Cravings preceded evolution, according to a study of fossil teeth.

New isotopic and fossil evidence suggests that early humans began eating plants before they had the ideal teeth for it.
Led by Dartmouth College in the United States, the research, published in the journal Science, supports the long-hypothesized concept of "behavioral drive," in which behaviors beneficial to survival emerge before physical adaptations that make it easier.
This concept has long shaped evolutionary theory , yet detecting it in the fossil record is challenging because behaviors are often inferred from physical traits , making it difficult to assess them independently of their associated morphologies, the journal notes.
To overcome this, the researchers examined fossilized hominid teeth for carbon and oxygen isotopes left over from eating plants known as gramineae, which include grasses and sedges. They found that hominids gravitated toward these carbohydrate-rich plants long before their teeth evolved to chew them efficiently.
According to the authors, at least three lineages of Pliocene primates, including early hominins, independently transitioned to graminivorous diets, despite lacking these specialized traits.

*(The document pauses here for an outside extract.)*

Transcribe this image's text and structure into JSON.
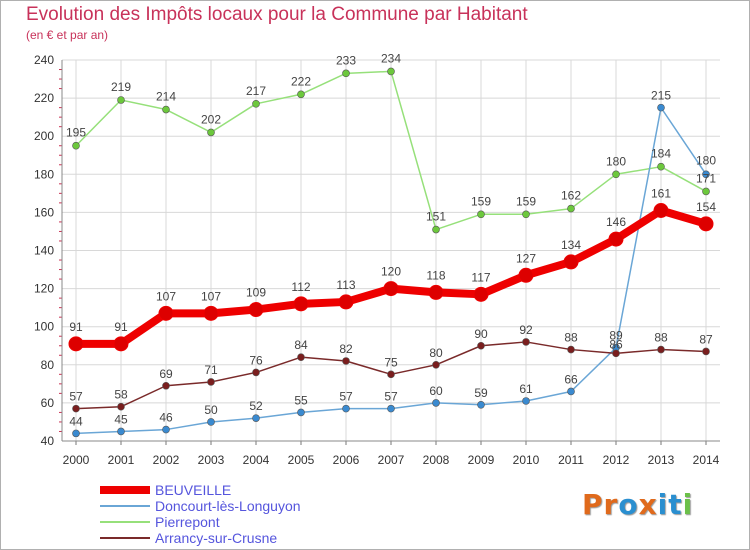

It wasn't until 700,000 years later that evolution finally caught up with them in the form of longer molars, like those that allow modern humans to easily chew tough plant fibers.
"We can say with certainty that hominins were quite flexible in their behavior and that this was their advantage ," emphasizes Luke Fannin, for whom the findings suggest that their success was due to their ability to adapt to new environments despite their physical limitations.
To reach their conclusions, the team analyzed teeth from several species , starting with Australopithecus afarensis, to follow the evolution of consumption of different parts of grasses over millennia.
For comparison, they also analyzed the fossilized teeth of two extinct primate species that lived at roughly the same time.
All three species switched from eating fruits, flowers, and insects to grasses and sedges between 3.4 and 4.8 million years ago, despite lacking the teeth and digestive systems optimal for eating these tougher plants.
Hominins and the two primates displayed similar plant diets until 2.3 million years ago, when the carbon and oxygen isotopes in the former's teeth changed abruptly.
This drop in the proportions of both isotopes suggests that the human ancestor of the time, Homo rudolfensis, reduced their consumption of grasses and drank more oxygen-depleted water, according to a university statement.
Later hominins gained regular access to underground plant organs known as tubers, bulbs, and corms.
Oxygen-depleted water is also found in these bulging appendages that many grasses use to store large amounts of carbohydrates safe from herbivores.
"We propose that this shift toward underground foods was a defining moment in our evolution ," Fannin says. "It created a surplus of carbohydrates that were perennial: our ancestors could access them at any time of year to feed themselves and others."
"Even now, our global economy revolves around just a few grass species: rice, wheat, corn, and barley," says Nathaniel Dominy, who believes that "our ancestors did something completely unexpected that changed the game for the history of species on Earth."